Kuo’s version of meatballs ($9) are the simple and endlessly comforting Japanese kind, the pork and veal seasoned with miso and served in a sweet broth with dancing bonito flakes.

And while the room can be very dark, the service warms things up nicely:

The welcome at the front door is consistently cheerful, and service tends toward comfortable and warm, even as the restaurant gets busy. Servers resist the urge to stupidly explain the restaurant’s “concept” or push any dishes in particular your way, though if you have questions, they have answers.

Meanwhile, Robert Sietsema is in shellfish heaven at Kittery, a Maine-inspired seafood shack not far from the Gowanus Canal. He notes that “not everything is great” at the restaurant “but the things that matter” are praiseworthy.

Sietsema writes:

erved on the usual split buttered bun, the lobster roll is beautiful. It’s not overstuffed, but not overpriced either ($19), considering that it comes with generous servings of purple slaw, pickle spears, and homemade potato chips so good they’re worth ordering on their own. Experimentalists might even try stuffing the chips right into the sandwich for extra crunch and salinity.

The clam platter ($19) features entire bivalves (not just strips) fried crisp in flour and cornmeal. They’re so profuse and rich you can nudge them one by one onto your dining companions’ plates and still have plenty for yourself. The irregularly cut fries, with little bits of crisp skin here and there, are admirable, too, but what threatens to upstage everything else is the wonderful tartar sauce–its effect enhanced by a substantial wallop of raw garlic.

The atmosphere is casual and ever-so-slightly beach-tinged:

Inside, the nautical decorations are wisely kept to a minimum, though whitewashed walls with blue trim prevail. The result is a feeling of uncluttered spaciousness, almost conjuring a beach vista.

New York’s other critics were equally busy this week. At NY Mag, Adam Platt files a twofer at old school-inspired spots, Harlow and Bill’s Food and Drink. Both spots serve high price tags (the former “feels like the end of the Roman Empire”) but lackluster food.

At the New York Times, Pete Wells visits Dani Garcia’s new Spanish joint, Manzanilla. He agrees with Rao’s earlier review of Manzanilla, and offers six reasons why diners should opt in. He had us at cuttlefish croquettes — “breaded globes of seafood stew that are black with squid ink and preposterously rich with béchamel.” The restaurant receives one star.

For his swan song at Time Out, Jay Cheshes reviews Carbone in the West Viilage. He goes big before he goes home, writing “the $50 veal Parmesan is almost too big for its plate–a pitch-perfect mix of tender meat and crispy crust, of gooey cheese and bright tomato topping.”

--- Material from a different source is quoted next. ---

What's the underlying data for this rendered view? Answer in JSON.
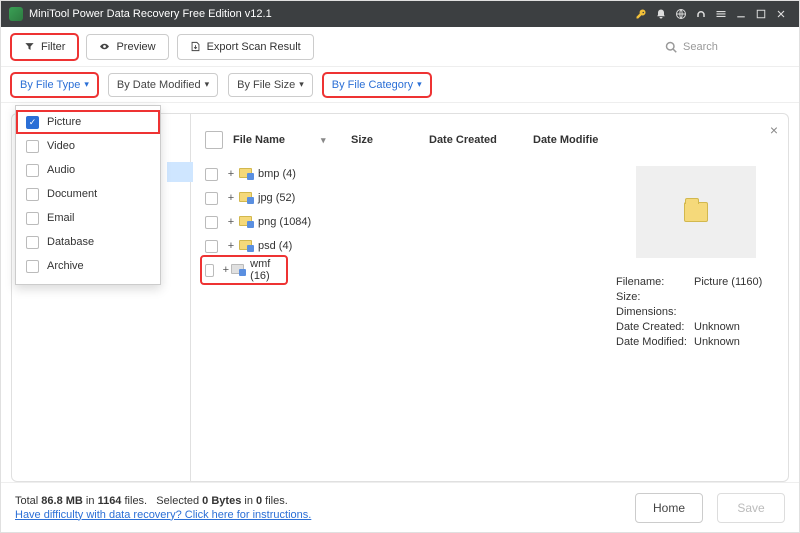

“When you botch a grilled chicken, you don’t have foam to hide behind,” Stan Sanger notes at the NY Daily News. Unfortunately, Argentine restaurant Porteño does just that. And the service is bad, too.

Ryan Sutton says that Perry Street is back. The tiny West Village favorite that was nearly destroyed by Hurricane Sandy “is as satisfying as ever,” and still serves some of the city’s best fried chicken.